His long dark hair fell out of its green and brown scrunchy, and he grabbed at the accessory before it hit the well-kept pavement and was lost forever.
“We both know whatever is going on with that old wolf is probably death bed visions. Almost every old person I’ve known to move on has been visited by their dead people,” Mori whispered.
“Oh!” I said, catching a salty, greasy whiff of something tasty. “Let’s find out what smells good and have lunch there! Breakfast was forever ago.”
“We’ll eat at the B&B. I’m sure they’ll have something for us. We don’t have time to dilly-dally around if we’re going to talk to Dern without everyone around,” Mori sighed and I hissed half-heartedly at him.
“But I like eating like the bears do,” I fake whined.
“Later, Ni, later,” he said and led the way down the sidewalk.
The further we walked away from the train station the more trees and flowers there were to be found and the less not-wolf shifters we encountered. Most people didn’t look twice at us even with our trunks levitating at elbow height next to us. In the end Mori hadn’t wanted to carry his around town either. Maybe the wolves here weren’t strangers to magic or maybe their parents taught them better than to question strangers about their personal affairs.
Mori stopped and sniffed the air before glancing at his phone. His screen was filled with mixed texts from Teddy, Marsin, and Dern’s doctor, Jacob. All of them had arrived at the train station about three minutes after we crossed the street. Mori smirked and waved for me to get the lead out as he hurried past the B&B where we’d be staying. With a flick of his wrist, his bracelets jangled and our trunks zipped away from us as if they were caught in some invisible jet stream that deposited them neatly on either side of the front door.
“Show off,” I whispered.
“Don’t you sound like your carrier,” he teased me.

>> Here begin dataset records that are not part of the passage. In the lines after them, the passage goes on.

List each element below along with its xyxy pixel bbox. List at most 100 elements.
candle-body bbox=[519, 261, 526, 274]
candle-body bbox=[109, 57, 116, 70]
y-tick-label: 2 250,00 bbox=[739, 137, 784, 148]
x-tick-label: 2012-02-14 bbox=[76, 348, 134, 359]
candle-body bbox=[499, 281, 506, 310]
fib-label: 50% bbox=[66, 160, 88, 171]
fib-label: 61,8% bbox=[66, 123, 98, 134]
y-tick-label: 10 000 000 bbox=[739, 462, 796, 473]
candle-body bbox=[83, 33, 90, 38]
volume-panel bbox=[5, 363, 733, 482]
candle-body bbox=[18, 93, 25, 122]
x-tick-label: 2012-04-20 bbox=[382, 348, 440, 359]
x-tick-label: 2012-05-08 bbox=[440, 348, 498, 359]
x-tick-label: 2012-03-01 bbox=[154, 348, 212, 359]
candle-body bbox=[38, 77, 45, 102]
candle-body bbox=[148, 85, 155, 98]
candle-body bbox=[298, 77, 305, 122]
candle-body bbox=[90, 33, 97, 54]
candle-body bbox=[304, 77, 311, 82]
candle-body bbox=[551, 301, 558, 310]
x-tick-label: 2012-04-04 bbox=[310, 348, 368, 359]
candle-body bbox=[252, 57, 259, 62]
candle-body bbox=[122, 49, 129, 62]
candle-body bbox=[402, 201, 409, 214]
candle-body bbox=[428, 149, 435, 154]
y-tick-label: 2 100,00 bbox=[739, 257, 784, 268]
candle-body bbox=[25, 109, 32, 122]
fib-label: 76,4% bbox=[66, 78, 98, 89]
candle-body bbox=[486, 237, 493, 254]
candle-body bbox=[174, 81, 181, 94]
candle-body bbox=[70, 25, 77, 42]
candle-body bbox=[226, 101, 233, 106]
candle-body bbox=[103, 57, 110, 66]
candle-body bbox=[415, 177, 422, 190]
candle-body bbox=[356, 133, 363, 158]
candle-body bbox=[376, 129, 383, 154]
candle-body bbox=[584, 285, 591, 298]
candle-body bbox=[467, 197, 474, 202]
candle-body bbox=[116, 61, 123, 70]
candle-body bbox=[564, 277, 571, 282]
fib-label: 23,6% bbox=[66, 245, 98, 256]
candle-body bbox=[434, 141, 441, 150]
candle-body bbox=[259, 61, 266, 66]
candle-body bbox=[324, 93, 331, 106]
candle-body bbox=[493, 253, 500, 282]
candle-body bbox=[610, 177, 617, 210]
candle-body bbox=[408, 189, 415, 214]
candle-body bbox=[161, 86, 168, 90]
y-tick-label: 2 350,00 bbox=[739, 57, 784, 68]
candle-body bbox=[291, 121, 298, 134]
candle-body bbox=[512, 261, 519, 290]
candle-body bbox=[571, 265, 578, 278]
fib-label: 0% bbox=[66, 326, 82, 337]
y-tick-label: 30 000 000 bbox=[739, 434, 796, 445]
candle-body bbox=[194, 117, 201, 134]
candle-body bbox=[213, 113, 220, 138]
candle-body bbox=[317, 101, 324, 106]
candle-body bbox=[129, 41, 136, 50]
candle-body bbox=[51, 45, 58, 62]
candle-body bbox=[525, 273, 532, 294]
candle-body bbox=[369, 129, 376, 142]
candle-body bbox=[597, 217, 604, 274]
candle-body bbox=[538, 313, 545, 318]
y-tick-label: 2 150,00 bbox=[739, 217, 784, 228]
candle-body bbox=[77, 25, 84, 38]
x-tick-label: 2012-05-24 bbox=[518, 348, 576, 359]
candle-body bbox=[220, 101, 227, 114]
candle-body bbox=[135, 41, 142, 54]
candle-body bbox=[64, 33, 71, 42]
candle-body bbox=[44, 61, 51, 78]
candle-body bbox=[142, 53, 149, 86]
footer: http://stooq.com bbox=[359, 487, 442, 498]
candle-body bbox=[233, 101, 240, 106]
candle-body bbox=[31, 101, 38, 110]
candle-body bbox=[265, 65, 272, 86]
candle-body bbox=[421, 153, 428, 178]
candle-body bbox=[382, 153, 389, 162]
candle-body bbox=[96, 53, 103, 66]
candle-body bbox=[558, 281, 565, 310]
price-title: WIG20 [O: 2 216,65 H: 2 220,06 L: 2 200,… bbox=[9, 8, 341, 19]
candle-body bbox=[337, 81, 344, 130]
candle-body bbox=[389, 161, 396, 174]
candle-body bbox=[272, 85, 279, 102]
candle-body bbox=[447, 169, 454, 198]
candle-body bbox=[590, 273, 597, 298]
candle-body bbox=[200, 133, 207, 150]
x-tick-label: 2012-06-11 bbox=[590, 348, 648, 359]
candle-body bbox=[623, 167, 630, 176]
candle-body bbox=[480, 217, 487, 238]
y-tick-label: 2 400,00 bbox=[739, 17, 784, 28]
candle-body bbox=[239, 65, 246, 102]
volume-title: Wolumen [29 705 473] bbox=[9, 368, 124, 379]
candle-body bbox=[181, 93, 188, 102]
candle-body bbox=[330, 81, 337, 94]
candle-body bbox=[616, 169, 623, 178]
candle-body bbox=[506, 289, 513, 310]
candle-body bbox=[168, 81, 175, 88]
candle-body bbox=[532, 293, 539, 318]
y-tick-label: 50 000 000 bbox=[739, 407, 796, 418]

“It smells like rain. Like staticky rain,” I announced as my jaguar stretched his hind legs inside his inner sanctum. “Maybe we should go inside.”
Mori paused and glanced up at the sky. Finding it blue and cloudless, he shrugged and continued on his way. Mori feared no weather. He’d walk through a hurricane for a good burrito or a homemade pot roast. I on the other hand never grew used to the thundering storms of lightning and rain that brought the floods to the lower lands surrounding the village of my birth. Even back in the Nightshade Territory I couldn’t sleep when the sky growled and rumbled and threatened to exhale a twister.
“It’s not going to storm today,” Mori announced as if whatever gods and spirits controlled the weather were at his beckon call too. Heck, maybe they were. His carrier did seem to know everyone and their uncle after all.